Mikael Torfason und seine isländische Familiensaga

Mikael Torfason ist einer der wichtigsten zeitgenössischen Schriftsteller Islands, aktuell werden seine Stücke am Wiener Burgtheater inszeniert. Sein letztes Buch „Die Fallenden“ ist der zweite Teil seiner autobiographischen Romantriologie und handelt vom Tod seines Vaters.

Von Lisa Schneider

Jedem Land seine Klischees. In Österreich wären das etwa Berge und Dirndl, in Island dann Geysire und Pferde. Und vermehrter Konsum sehr starken Alkohols. Für den isländischen Schriftsteller Mikael Torfason ist Letzteres aber kein Klischee, sondern Lebensrealität. Sein Vater hat sich im wahrsten Sinn zu Tode gesoffen. Davon, und von dessen bizarrem, schillernden Leben handelt sein neuester Roman.

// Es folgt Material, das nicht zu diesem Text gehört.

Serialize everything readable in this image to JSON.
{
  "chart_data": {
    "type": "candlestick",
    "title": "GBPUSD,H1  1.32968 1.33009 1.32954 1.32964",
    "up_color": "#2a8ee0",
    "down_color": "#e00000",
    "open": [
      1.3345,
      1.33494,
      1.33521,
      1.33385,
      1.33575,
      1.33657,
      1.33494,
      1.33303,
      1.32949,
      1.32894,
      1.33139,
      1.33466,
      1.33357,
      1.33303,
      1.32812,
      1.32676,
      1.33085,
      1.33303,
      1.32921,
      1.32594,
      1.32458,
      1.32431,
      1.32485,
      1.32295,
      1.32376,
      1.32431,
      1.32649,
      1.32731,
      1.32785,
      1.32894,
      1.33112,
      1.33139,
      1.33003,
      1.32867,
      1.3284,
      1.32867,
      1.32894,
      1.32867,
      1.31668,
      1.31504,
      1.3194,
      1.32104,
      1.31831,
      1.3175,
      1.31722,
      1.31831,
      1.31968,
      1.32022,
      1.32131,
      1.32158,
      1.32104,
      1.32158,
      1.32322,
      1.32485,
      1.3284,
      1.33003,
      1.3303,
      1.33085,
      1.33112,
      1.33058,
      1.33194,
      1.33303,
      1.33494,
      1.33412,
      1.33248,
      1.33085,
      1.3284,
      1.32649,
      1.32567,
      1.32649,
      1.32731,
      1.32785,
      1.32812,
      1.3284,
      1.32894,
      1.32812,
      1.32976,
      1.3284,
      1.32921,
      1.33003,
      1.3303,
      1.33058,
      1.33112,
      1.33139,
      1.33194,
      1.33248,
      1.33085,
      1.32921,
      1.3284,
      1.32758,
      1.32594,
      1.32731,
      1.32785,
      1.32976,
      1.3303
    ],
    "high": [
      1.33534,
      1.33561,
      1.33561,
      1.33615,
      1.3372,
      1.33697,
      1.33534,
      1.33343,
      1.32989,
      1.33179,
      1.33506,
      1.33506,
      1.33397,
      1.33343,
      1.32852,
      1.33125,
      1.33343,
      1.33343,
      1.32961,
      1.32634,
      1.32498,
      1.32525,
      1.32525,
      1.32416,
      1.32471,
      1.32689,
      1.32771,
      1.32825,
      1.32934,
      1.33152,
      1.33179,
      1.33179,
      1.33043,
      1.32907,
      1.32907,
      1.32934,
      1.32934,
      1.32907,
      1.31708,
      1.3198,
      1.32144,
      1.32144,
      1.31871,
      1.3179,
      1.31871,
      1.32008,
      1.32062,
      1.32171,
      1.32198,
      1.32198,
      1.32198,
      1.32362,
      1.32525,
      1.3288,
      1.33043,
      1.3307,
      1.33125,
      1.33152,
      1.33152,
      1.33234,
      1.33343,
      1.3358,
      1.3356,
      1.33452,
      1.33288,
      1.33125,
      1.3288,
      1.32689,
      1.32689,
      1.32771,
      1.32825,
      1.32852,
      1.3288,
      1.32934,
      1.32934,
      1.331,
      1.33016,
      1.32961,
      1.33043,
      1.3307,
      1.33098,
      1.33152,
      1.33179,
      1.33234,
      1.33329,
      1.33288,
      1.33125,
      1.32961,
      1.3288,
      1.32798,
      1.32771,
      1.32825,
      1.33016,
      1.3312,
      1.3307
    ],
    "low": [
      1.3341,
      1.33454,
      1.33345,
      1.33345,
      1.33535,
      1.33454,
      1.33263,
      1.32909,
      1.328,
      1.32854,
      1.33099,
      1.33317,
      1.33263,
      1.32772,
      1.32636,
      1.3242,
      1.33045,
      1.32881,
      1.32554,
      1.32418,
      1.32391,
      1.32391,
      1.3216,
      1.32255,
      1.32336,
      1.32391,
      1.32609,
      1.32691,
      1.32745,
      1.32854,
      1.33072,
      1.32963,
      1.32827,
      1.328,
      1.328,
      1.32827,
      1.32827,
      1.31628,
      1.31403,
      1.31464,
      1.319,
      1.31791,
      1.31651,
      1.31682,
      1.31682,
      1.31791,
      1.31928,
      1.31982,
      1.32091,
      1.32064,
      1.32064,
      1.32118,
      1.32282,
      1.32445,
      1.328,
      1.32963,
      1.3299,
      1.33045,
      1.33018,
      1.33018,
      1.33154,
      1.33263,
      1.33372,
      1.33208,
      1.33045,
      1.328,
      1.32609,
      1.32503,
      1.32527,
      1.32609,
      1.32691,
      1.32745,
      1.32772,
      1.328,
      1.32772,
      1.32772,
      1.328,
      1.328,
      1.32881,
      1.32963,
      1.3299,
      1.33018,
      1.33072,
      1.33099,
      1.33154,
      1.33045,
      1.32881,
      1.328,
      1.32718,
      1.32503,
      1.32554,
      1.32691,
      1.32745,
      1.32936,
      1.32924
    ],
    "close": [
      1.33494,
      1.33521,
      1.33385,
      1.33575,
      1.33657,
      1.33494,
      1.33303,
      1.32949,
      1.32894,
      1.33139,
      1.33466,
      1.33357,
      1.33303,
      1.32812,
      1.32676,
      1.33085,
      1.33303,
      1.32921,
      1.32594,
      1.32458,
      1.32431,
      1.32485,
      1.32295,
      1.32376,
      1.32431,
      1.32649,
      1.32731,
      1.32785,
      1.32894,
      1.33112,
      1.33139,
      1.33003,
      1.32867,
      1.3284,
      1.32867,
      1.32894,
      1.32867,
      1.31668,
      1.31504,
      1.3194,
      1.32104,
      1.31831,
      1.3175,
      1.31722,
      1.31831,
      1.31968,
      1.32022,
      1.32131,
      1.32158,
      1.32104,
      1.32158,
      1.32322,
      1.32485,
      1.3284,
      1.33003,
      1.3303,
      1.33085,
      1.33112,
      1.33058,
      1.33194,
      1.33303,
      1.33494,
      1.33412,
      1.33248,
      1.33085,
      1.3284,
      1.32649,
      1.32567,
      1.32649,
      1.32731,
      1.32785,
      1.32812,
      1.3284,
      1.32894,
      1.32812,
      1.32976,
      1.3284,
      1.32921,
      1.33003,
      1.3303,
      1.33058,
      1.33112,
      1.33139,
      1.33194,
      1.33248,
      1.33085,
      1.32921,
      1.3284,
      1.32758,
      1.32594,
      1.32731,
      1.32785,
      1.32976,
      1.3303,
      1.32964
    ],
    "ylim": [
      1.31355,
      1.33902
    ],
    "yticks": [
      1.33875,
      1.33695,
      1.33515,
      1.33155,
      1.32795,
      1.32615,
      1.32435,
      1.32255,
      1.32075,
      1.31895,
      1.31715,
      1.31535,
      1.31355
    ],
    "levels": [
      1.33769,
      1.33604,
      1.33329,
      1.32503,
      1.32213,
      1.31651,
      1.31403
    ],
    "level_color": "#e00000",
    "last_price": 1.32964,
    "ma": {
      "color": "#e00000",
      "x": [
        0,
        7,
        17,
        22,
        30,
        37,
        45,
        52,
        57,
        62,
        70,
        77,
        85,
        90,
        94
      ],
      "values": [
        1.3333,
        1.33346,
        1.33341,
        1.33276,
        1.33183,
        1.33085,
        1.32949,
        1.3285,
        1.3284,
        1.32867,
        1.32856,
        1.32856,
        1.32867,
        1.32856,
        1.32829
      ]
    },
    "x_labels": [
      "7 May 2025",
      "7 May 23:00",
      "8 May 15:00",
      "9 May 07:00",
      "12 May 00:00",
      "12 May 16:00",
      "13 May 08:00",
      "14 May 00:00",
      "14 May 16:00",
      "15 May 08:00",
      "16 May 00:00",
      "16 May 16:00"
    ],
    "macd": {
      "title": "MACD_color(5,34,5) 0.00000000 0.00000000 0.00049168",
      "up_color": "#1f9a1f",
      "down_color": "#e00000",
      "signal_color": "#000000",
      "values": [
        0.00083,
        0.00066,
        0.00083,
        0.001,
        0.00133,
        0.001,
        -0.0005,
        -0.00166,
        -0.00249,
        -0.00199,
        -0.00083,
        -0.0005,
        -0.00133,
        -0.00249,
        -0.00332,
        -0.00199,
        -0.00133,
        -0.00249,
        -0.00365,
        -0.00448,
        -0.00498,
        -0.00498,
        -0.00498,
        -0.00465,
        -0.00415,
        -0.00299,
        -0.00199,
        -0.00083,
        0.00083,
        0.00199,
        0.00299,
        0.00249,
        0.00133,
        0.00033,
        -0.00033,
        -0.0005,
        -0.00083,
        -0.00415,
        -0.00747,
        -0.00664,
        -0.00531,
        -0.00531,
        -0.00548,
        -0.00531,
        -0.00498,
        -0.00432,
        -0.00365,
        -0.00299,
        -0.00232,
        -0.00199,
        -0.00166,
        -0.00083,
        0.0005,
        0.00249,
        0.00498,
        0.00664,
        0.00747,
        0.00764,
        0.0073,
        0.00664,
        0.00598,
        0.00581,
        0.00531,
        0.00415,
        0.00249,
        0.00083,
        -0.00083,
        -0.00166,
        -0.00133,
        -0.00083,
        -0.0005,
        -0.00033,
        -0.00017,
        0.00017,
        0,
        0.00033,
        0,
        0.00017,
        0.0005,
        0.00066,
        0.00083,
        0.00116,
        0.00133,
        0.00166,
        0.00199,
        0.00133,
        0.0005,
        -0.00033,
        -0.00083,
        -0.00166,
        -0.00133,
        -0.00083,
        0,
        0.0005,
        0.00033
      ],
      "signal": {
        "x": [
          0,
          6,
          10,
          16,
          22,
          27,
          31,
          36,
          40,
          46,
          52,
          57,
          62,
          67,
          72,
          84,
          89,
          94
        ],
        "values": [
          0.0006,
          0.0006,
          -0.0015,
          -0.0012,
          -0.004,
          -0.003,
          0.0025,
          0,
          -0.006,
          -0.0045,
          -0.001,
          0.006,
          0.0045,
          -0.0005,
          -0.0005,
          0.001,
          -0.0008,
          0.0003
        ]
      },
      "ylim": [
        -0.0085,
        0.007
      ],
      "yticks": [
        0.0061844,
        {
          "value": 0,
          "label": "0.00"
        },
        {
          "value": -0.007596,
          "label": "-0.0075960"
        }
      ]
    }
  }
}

„Die Fallenden“ ist der zweite Teil einer Romantriologie, die der mittlerweile 46-jährige Mikael Torfason soeben beendet hat. Der erste Band, „Lost In Paradise“, war in Island ein Bestseller - und wurde auch in viele weitere Sprachen übersetzt.

Alles, was eine Familie zerstören kann

Im ersten Teil seiner Triologie hat Mikael Torfason von seiner Kindheit erzählt. Vom Aufwachsen mit einer lebensbedrohlichen Darmkrankheit, die auch dadurch verschlimmert wird, als dass seine sehr jungen, sehr armen Eltern zu dem Zeitpunkt den Zeugen Jehovas angehören und Bluttransfusionen ablehnen.

Der religiöse Fanatismus seiner Eltern prägt Mikael Torfasons erste Lebensjahre, so wie später deren Scheidung. Während seine Mutter an immer stärkeren Depressionen leidet, wächst er, gemeinsam mit seinem älteren Bruder, beim Vater auf. Der wird schnell zum schweren Alkoholiker, der „mindestens einen Liter Wodka am Tag getrunken und sich zusätzlich an den Wochenenden besoffen hat“.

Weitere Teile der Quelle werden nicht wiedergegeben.